“Misal kegiatan terorisme, separatism, serta kegiatan yang bertentangan dengan hukum Indonesia lainnya. Aturan ini sama berlakunya terhadap kegiatan Ormas yang didirikan oleh warga negara asing yang beroperasi di Indonesia,” pungkasnya.
Sebelumnya Pemerintah disebut mulai membatasi pendanaan dan pendaftaran organisasi non-pemerintah (ornop) atau non-governmental organization (NGO).

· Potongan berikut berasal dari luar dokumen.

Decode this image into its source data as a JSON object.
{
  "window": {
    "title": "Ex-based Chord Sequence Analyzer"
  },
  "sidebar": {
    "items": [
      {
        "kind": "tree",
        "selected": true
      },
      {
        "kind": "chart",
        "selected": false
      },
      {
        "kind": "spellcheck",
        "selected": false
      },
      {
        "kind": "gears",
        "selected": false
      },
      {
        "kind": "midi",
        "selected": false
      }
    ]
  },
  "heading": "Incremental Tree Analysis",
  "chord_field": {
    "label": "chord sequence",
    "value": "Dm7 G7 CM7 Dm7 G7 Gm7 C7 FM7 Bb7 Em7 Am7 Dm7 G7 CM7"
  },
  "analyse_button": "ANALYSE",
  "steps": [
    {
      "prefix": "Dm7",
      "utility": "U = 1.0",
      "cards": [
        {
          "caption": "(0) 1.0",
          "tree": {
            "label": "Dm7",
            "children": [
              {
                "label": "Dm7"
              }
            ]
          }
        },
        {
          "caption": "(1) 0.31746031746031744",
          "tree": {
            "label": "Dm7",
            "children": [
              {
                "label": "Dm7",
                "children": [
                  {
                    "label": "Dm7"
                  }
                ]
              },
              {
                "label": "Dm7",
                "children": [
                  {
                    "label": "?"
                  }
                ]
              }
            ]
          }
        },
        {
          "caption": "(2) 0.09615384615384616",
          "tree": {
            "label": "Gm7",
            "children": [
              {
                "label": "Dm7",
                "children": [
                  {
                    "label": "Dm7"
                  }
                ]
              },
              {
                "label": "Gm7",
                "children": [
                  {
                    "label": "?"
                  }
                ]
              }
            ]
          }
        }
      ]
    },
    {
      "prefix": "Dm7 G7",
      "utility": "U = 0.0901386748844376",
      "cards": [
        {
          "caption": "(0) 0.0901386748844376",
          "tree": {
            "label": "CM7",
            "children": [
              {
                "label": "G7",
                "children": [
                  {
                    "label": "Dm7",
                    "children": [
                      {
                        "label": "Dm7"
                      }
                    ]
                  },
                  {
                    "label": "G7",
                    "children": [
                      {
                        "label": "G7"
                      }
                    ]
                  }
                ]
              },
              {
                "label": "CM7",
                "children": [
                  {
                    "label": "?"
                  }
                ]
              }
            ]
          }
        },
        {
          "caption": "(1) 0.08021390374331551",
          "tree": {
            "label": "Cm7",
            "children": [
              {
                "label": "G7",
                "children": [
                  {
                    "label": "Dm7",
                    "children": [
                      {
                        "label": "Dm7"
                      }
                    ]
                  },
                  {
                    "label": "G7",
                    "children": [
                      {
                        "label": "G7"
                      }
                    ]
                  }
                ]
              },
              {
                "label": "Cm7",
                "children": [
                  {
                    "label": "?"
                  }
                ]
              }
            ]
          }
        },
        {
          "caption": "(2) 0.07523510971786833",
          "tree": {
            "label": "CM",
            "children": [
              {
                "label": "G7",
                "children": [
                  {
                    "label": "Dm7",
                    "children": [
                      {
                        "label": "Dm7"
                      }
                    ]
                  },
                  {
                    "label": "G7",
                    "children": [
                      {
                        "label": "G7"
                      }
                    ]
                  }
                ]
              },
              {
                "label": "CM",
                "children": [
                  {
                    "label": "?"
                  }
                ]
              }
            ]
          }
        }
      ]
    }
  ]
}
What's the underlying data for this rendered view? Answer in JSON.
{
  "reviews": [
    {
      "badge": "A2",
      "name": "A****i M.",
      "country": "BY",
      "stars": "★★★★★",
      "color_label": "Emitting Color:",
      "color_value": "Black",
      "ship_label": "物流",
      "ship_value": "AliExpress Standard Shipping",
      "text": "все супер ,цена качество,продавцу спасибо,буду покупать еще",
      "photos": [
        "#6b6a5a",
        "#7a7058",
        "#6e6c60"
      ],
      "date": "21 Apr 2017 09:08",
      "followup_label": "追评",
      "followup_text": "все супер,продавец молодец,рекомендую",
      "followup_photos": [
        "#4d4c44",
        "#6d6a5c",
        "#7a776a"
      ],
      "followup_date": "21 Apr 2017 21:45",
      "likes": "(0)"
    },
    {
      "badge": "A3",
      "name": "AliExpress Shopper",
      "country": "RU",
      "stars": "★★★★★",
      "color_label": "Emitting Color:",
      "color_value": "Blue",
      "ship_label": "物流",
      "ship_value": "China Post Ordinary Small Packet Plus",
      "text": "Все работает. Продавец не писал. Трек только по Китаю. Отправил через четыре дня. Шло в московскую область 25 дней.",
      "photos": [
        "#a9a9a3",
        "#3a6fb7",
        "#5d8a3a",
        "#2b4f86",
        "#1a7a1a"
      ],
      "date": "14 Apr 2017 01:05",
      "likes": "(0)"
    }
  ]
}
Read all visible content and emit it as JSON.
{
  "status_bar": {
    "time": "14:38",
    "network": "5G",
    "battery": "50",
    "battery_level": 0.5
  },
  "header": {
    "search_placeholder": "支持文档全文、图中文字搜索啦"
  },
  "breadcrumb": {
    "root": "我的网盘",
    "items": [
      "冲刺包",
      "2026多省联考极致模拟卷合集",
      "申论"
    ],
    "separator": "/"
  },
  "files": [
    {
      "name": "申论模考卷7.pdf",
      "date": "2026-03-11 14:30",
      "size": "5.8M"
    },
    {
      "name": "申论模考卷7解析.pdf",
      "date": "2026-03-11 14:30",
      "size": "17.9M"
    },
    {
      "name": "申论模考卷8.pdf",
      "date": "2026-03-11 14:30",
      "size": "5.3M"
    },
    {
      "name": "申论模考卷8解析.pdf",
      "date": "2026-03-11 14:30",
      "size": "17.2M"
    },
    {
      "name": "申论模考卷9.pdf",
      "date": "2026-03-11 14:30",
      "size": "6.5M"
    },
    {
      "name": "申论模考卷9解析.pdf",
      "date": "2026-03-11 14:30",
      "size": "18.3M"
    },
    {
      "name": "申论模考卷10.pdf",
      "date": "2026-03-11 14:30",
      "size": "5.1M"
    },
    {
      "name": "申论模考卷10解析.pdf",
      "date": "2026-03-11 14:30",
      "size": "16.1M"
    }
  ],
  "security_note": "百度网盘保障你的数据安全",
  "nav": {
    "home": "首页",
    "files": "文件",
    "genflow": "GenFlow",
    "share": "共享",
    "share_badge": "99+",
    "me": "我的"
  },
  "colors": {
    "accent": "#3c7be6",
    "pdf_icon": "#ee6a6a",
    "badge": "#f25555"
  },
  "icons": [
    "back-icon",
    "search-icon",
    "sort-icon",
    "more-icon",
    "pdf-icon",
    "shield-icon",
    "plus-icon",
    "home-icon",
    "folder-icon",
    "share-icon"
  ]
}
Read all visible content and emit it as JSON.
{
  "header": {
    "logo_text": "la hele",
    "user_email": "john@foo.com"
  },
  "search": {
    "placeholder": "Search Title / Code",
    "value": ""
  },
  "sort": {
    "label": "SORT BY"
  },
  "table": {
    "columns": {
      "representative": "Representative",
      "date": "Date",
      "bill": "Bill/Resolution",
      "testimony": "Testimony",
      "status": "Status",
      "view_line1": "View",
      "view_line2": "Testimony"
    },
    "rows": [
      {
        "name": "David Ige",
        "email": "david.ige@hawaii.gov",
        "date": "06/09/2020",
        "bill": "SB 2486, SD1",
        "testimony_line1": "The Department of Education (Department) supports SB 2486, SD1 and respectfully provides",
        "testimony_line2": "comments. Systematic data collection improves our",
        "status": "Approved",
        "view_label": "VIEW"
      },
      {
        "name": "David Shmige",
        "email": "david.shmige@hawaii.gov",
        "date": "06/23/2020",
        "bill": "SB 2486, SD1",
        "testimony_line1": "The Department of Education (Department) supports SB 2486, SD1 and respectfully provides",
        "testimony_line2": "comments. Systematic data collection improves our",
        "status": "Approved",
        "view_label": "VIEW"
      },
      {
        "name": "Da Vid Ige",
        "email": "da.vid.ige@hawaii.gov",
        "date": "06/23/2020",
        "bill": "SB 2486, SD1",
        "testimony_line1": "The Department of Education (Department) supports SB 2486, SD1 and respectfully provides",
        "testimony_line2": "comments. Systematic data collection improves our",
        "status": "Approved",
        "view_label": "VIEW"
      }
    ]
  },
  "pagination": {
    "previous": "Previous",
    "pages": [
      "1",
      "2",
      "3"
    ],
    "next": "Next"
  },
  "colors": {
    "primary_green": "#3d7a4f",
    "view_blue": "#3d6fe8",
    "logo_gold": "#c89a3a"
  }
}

Hal itu disampaikan pakar hukum tata negara dari Sekolah Tinggi Hukum (STIH) Jentera, Bivitri Susanti, dalam webinar 'Resiko Membongkar Oligarki: Kaitan Investigasi Korupsi dan Kebebasan Berekspresi' yang ditayangkan kanal YouTube IM57+ Institute, Sabtu (19/2/2022).
Baca juga: KSP Nilai Pengembangan KEK Mandalika Miliki Potensi Bisnis Bagi UMKM Sebesar Rp 2,2 Triliun
Dalam diskusi itu, dia berbicara soal empat ancaman terkini terhadap kebebasan berpendapat di Indonesia, salah satunya terkait pembatasan pendanaan dan pendaftaran tersebut.
"Tidak terlalu kelihatan tapi sebenarnya tengah terjadi, terus terang saja sejak pemerintahannya Pak Jokowi," ucap Bivitri.
Bahkan, disebutkan Bivitri, sampai ada beberapa organisasi internasional yang meminta tolong kepada dirinya untuk memberi penjelasan mengapa pendaftaran dan pendanaan NGO menjadi sulit.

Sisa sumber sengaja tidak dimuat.